KDP’ye tepkilerin her geçen gün arttığını dile getiren Berwarî, “Pêşmergelerin çoğu birakujî savaşında yaşamını yitirdi. Eğer o kadar şehidi büyük Kürdistan’ın özgürlüğü için vermiş olsaydık, bugün tek parça olurduk” ifadelerini kullandı. Barzani Ailesi'nin politikaları sonucu Federe Kürdistan'da ekonomik ve siyasi krizin yaşandığına işaret eden Berwarî, “2014'ten beri Başûr’da ekonomik kriz var ve her geçen gün daha da kötüye gidiyor. Maaşlar ödenmiyor. Çok kötü ekonomiyi düzeltmeye yönelik herhangi bir politika izlenmiyor. İşsizlik artıyor. Halk çaresiz kalınca ya yurt dışına göç etmek ya da askeri veya istihbarat elemanı olmak zorunda kalıyor. 400-500 dolar için kendini öldürtecek işler de yapıyor” şeklinde konuştu.

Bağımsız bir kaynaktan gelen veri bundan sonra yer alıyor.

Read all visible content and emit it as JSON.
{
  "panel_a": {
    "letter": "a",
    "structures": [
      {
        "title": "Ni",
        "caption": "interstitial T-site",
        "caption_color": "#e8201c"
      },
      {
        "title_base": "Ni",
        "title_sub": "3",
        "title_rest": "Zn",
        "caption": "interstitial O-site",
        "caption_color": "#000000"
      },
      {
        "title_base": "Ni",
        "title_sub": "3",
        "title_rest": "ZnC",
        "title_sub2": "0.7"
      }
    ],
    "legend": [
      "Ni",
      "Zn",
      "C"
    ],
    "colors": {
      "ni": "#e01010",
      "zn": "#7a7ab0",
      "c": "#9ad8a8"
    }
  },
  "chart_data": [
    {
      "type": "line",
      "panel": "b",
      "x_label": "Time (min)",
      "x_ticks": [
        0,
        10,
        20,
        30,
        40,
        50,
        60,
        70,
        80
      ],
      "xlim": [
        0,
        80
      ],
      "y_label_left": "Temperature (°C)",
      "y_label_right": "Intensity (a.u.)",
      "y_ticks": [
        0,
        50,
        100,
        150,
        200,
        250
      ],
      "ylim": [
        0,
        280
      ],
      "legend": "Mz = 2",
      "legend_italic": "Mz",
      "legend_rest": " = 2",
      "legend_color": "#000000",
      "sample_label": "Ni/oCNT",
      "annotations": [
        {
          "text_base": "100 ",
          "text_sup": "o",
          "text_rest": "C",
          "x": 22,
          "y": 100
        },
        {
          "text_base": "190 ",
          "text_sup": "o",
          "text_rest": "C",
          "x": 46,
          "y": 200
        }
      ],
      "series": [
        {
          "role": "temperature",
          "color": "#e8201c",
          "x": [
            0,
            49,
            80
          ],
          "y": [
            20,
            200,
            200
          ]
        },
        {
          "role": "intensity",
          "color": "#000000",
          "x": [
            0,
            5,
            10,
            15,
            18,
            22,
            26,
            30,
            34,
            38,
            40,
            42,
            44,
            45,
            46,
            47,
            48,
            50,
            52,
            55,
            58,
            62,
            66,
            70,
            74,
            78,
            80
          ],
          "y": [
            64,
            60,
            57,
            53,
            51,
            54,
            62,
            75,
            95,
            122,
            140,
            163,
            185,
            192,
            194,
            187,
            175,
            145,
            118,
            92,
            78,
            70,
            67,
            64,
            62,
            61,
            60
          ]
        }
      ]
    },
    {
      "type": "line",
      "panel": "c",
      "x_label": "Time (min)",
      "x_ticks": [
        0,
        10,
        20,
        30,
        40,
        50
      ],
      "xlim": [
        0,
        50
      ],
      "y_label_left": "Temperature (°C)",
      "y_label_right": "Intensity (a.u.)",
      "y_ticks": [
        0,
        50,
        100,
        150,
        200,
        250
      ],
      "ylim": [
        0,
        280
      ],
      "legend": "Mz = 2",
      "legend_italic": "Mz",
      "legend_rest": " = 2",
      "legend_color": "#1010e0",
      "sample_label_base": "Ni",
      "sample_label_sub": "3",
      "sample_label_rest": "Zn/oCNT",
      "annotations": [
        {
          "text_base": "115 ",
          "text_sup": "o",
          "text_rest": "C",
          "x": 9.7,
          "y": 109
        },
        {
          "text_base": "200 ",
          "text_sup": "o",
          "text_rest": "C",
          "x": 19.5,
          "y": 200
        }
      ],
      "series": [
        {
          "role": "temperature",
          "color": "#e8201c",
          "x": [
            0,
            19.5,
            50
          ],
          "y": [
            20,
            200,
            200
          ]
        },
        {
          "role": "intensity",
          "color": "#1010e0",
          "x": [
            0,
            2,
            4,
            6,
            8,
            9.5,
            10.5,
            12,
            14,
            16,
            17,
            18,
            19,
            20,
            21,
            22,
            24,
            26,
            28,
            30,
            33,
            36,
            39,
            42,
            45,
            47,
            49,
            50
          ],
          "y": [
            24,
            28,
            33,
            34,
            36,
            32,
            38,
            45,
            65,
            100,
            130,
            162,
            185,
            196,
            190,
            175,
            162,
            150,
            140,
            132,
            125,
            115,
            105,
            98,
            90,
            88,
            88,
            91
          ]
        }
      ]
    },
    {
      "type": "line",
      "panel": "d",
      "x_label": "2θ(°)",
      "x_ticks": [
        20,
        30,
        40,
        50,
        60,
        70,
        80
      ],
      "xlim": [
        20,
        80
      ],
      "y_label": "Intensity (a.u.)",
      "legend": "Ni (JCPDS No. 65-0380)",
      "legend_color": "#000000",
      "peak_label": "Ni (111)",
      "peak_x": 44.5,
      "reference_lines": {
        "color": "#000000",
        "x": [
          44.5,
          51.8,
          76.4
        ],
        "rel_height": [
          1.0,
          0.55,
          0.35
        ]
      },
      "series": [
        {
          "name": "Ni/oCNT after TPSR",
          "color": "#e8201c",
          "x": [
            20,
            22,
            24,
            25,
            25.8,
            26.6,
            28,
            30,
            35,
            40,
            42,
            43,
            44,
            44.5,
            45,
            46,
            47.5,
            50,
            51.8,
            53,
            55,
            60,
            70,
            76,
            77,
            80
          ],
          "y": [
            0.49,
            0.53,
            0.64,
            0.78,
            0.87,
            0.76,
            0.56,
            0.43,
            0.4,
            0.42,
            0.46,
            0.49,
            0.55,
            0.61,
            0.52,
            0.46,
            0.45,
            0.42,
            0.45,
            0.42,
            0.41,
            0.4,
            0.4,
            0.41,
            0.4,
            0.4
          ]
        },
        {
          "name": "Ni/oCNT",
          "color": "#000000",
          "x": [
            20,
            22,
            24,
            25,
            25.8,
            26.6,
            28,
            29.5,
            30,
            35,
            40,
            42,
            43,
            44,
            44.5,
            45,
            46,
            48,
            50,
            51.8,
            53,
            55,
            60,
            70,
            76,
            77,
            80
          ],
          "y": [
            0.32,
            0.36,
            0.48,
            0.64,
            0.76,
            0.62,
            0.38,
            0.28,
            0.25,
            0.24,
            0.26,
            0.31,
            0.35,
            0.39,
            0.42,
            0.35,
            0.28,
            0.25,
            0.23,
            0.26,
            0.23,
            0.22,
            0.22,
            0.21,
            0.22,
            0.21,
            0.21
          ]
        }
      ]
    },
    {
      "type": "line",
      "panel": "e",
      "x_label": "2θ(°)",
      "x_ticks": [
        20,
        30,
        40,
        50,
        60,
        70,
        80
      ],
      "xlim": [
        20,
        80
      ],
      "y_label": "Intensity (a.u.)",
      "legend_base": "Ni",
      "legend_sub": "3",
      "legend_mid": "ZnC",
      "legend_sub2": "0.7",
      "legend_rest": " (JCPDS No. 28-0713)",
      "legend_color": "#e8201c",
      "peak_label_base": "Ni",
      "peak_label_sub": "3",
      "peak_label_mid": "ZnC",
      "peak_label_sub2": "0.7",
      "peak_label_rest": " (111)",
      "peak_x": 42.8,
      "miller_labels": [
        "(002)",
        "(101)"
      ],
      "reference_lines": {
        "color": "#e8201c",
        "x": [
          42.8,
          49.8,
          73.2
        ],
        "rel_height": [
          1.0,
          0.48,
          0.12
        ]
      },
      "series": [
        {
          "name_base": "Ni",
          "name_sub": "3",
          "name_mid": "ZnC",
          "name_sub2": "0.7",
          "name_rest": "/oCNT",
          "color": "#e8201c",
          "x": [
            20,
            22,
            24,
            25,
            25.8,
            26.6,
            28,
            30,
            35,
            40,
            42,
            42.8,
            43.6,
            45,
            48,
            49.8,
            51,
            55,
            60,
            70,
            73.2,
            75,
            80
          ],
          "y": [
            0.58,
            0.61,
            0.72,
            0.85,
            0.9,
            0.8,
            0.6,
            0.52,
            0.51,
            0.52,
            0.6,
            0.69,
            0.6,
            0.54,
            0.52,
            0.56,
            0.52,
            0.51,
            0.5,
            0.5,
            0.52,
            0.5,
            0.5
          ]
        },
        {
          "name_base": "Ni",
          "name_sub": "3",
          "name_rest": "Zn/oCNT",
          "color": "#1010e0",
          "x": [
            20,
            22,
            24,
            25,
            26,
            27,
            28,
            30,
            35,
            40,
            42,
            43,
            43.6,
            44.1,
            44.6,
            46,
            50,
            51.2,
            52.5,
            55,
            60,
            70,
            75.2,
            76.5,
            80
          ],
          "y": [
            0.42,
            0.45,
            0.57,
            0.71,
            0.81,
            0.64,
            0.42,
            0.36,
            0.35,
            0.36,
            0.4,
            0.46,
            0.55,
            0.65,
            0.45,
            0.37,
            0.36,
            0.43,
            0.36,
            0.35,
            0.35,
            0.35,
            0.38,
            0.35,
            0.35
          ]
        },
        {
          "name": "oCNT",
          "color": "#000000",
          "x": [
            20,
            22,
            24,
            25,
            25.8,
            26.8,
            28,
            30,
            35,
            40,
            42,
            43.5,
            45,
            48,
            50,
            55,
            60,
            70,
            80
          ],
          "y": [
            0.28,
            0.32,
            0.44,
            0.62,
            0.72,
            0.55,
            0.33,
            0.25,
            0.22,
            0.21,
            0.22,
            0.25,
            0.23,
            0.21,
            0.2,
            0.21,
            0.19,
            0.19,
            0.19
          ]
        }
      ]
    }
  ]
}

Barzanilerden hesap sormalıyız

KDP’nin Türkiye ile iş birliğinin kötü sonuçlara yol açtığını, daha da açacağını ifade eden Berwarî, şöyle devam etti: “Kürdistan düşmanlarının elinde, sadece Kürtleri Kürtlere öldürtme silahı kaldı. Nasıl ki Sultan Selim, Kanuni ve Abdülhamit, imparatorluğunu Kürtlerin kanı üzerine inşa ettiyse; nasıl ki Mustafa Kemal de Kürtlerin kanıyla bir devlet kurduysa; Emeviler, Abbasiler, Saddam Hüseyin, İran Şahı Kürtlerin kanı üzerinden kendilerini var ettiyse; Esad, Kürtlerin üzerinden devlet olduysa şüphesiz şimdi de sadece Kürt düşmanlığıyla ve Kürdistan'ın işgaliyle amaçlarına ulaşmak istiyorlar. Kürtlerin bu ortaklıkta hiçbir menfaati ve çıkarı yoktur. Bu iş birliği yüzünden Başûrê Kurdistan’da kaos olacak. Ekonomik, siyasi ve güvenlik durumu daha da kötüleşecek. Bunun için bizlerin açık ve net bir şekilde sesimizi Başûrê Kurdistan yöneticilerine duyurmamız gerekiyor. Halk olarak iktidardakilerden hesap sormalıyız. Kim size Şengal’e karşı savaşma hakkı verdi? Kim size Rojava üzerine ambargo uygulama hakkı tanıdı? Kim size Rojhilatê Kurdistan'a karşı savaşma hakkı verdi? Kim size birakujî hakkı verdi de 40-50 yıldır bunu sürdürüyorsunuz? Siz hangi hakla Bakûrê Kurdistan ile savaşıyorsunuz? Ne hakla işgalci askerleri Kürdistan topraklarına getirdiniz? Başûr halkı bu soruların cevabını bekliyor.” 

Sonuç alamayacaklar

Dört parçada Kürtlerin birlik olması gerektiğinin altını çizen Berwarî, “Savaş ve öldürmekle hiçbir sorun çözülmez. Başûr hükümetinin başkan ve yönetiminin Türkiye ile PKK arasında aracı olması; Türkiye’nin de tutuklama, öldürme, işgal ve talan etme siyasetinin başarıya ulaşmayacağını görmesi gerekiyor” dedi.

Ambargo ahlak dışıdır

KDP’nin Mexmûr Mülteci Kampı’na üç yılı aşkındır uyguladığı ambargoya dikkat çeken Berwarî, “Sürdürülen abluka, mantık, hukuk ve akıl karı değil; insanlık ve ahlak dışıdır. Bu asla kabul edilemez. Mexmûr, Şengal, Rojava, Metîna ve diğer bölgelerdeki ambargolar, Kürdistan’ı işgal etmek isteyenlere hizmettir. Kürdistan'ın birliğine karşıdır” şeklinde konuştu.

 

Güney'deki Meclis kilitli

Kürdistan Komela Dadgerî Fraksiyonu Başkanı Ebdulstar Mecîd

Güney Kürdistan'da siyasi ve ekonomik krizin derinleştiği, halkın alım gücünün düştüğü, maaşların ödenmediği bir dönemde çözüm gücü olması gereken Meclis, aylardır toplanamıyor.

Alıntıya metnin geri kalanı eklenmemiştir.